= Abd al-Rahman ibn Nasr ibn Abdallah al-Shayzari =

Start of the Nahj al-maslūk fī siyāsat al-mulūk, dedicated to Saladin, in an 1845 manuscript

ʿAbd al-Raḥmān ibn Naṣr ibn ʿAbdallāh (died 1193), called al-Shayzarī or al-Nabarāwī, was a Syrian Arabic author on various topics. He wrote a work on the proper behaviour of a ruler for Saladin, a work on various drugs and other remedies for sexual and erotic needs, a work on the interpretation of dreams and a manual for the muḥtasib (market supervisor).

==Life==
The full name of al-Shayzarī is uncertain. His given name and patronymic, ʿAbd al-Raḥmān ibn Naṣr ibn ʿAbdallāh, appear consistently the same, but his laqab (cognomen) and nisba (surname) vary in the manuscripts. His laqab appears as Taqī al-Dīn, Zayn al-Dīn or Jamāl al-Dīn, while his nisba may be al-Nibrāwī, al-Ṭabrīzī, al-ʿAdawī, al-Shīrāzī or al-Shayzarī. Carl Brockelmann gives his full name as Jalāl al-Dīn Abu ʾl-Najīb Abi ʾl-Faḍāʾil ʿAbd al-Raḥmān ibn Naṣr Allāh ibn ʿAbdallāh ibn Naṣr ibn ʿAbdallāh al-Shayzarī al-Ṭabrīzī al-ʿAdawī al-Nabarāwī. Given the prominence of Shayzar in his work, al-Shayzarī is his most likely nisba.

Little is known of al-Shayzarī's life, since he does not appear in the classical biographical dictionaries. He was a contemporary of Saladin. According to Ibn Qādī Shahbā's al-Kawākib al-durrīya fiʾ l-sīrat al-Nūrīya, written some three centuries later, al-Shayzarī was a native of Syria. This is consistent with the internal evidence of his writings, which indicates at least that he spent much time in Syria. Later sources are even more specific. According to Ḥājjī Khalīfa, he was a judge in Tiberias; per Ferdinand Wüstenfeld, a physician in Aleppo. His writings do not reveal his occupation, although it has sometimes been assumed he was a muḥtasib.

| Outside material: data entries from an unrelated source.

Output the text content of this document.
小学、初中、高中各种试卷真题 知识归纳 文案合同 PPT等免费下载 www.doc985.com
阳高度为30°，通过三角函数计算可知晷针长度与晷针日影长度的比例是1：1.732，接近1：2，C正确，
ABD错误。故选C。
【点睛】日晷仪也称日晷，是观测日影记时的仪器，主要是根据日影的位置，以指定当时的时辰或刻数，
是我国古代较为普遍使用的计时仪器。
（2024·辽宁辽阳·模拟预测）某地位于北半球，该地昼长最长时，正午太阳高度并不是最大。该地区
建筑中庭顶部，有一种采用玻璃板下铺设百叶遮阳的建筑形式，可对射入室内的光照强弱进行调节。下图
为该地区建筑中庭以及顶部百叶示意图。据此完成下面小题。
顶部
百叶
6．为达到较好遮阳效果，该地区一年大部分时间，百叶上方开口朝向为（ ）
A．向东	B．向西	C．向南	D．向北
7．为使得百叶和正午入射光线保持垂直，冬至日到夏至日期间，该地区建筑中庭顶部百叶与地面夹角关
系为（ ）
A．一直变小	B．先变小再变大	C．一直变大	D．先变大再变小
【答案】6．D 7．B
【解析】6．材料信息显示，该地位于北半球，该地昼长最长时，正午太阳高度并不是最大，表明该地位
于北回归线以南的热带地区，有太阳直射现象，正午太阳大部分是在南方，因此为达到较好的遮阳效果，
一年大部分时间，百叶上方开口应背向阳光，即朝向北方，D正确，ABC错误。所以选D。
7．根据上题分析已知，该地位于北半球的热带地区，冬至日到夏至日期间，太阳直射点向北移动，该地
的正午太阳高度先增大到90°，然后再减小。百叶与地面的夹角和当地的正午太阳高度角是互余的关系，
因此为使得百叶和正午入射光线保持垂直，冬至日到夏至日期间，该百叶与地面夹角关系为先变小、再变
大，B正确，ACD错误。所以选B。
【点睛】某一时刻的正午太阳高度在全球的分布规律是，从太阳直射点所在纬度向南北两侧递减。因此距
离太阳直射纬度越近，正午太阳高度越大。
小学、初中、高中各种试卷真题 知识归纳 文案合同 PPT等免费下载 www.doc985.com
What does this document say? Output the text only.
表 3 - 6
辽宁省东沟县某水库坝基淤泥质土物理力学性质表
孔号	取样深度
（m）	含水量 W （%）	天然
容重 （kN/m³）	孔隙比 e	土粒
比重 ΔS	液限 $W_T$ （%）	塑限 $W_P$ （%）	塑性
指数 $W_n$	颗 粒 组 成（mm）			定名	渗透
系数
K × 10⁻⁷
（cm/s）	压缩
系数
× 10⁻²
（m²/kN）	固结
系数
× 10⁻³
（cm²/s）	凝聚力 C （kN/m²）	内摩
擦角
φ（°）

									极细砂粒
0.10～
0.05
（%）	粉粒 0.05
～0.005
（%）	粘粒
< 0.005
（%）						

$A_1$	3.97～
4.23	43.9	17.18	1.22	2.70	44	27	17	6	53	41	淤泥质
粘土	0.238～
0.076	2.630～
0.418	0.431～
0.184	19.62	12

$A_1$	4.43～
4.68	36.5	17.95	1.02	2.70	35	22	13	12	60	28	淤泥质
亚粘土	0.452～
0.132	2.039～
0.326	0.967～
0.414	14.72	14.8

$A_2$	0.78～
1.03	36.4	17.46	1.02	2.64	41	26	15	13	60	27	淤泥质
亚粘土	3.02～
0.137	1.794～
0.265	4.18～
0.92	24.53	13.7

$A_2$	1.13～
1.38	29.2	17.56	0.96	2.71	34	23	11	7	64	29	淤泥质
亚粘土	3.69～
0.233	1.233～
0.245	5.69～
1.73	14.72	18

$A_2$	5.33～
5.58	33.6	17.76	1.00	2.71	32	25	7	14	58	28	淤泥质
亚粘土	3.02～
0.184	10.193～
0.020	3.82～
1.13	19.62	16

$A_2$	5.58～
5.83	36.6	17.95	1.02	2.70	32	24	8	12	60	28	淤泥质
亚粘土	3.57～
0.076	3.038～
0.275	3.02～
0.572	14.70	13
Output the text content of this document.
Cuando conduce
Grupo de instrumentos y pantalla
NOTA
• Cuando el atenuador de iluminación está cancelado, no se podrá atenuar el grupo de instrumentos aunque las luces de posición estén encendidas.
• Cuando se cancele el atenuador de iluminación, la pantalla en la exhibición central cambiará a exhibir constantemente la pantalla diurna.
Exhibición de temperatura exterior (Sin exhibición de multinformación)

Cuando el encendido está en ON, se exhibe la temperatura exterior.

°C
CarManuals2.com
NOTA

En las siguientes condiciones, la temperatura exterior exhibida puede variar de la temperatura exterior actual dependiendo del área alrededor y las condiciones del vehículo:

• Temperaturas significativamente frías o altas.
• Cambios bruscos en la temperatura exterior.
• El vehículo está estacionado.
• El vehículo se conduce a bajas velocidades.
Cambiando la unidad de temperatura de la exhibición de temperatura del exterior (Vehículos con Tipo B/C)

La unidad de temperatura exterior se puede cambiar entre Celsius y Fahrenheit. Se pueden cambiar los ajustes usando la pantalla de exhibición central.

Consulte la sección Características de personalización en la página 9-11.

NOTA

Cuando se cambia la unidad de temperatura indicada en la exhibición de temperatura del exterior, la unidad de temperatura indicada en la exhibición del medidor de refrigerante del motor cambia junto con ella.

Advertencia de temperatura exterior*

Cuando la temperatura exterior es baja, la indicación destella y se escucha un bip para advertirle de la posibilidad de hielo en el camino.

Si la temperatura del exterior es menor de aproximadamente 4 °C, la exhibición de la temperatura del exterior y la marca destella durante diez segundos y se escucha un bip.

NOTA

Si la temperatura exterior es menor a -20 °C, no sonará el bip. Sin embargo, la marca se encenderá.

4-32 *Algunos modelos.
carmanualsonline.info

Al-Shayzarī may have died in 1193, the same year as Saladin.

==Works==

17th-century French translation of Khulāṣat al-kalām

Five works in Arabic are attributed to al-Shayzarī.

- al-Nahj al-maslūk fī siyāsat al-mulūk is a mirror for princes dedicated to Saladin. It was first printed in 1840. There is a Turkish translation.
- Khulāṣat al-kalām fī taʾwīl al-aḥlām is a work on the interpretation of dreams. It was translated into French by Pierre Vattier and published at Paris in 1664 under the title L'Onirocrite mussulman ou la Doctrine et interpretation des songes selon les arabes par Gabdorrhachaman fils de Nasar.
- Rawḍat al-qulūb wa-nuzhat al-muḥibb wal-maḥbūb is a treatise on love. It consists mostly of anecdotes and poems. As typical of the "love theory" tradition, the love in question is mostly chaste, although the penultimate chapter is unusually racy. The final chapter consists of poems on fruit and flowers with no relation to love.
- al-Īḍāḥ fī asrār al-nikāḥ is divided into two parts of ten chapters each, "Secrets of Men" and "Secrets of Women". It mostly concerns aphrodisiacs, contraceptives, cosmetics, drugs for controlling sexual desire and erotic spells. It was a popular work and widely copied. It cites Galen and Hippocrates. Neẓām-e Motašahhī (or Monšī) translated it into Persian in 1423 as Ganǰ-e asrār. He expanded it with material of his own, almost doubling its size. There is also a Turkish translation.
- Nihāyat al-rutba fī ṭalab al-ḥisba is a detailed description of ḥisba or the regulation of the marketplace. It was a practical manual and highly influential in its genre, being the first such manual produced in the Islamic East. The manuals of Ibn al-Ukhuwwa and Ibn Bassām borrow extensively from it verbatim. Fourteen manuscript copies of the Nihāyat are known. It has been translated into English as The Utmost Authority in the Pursuit of Ḥisba.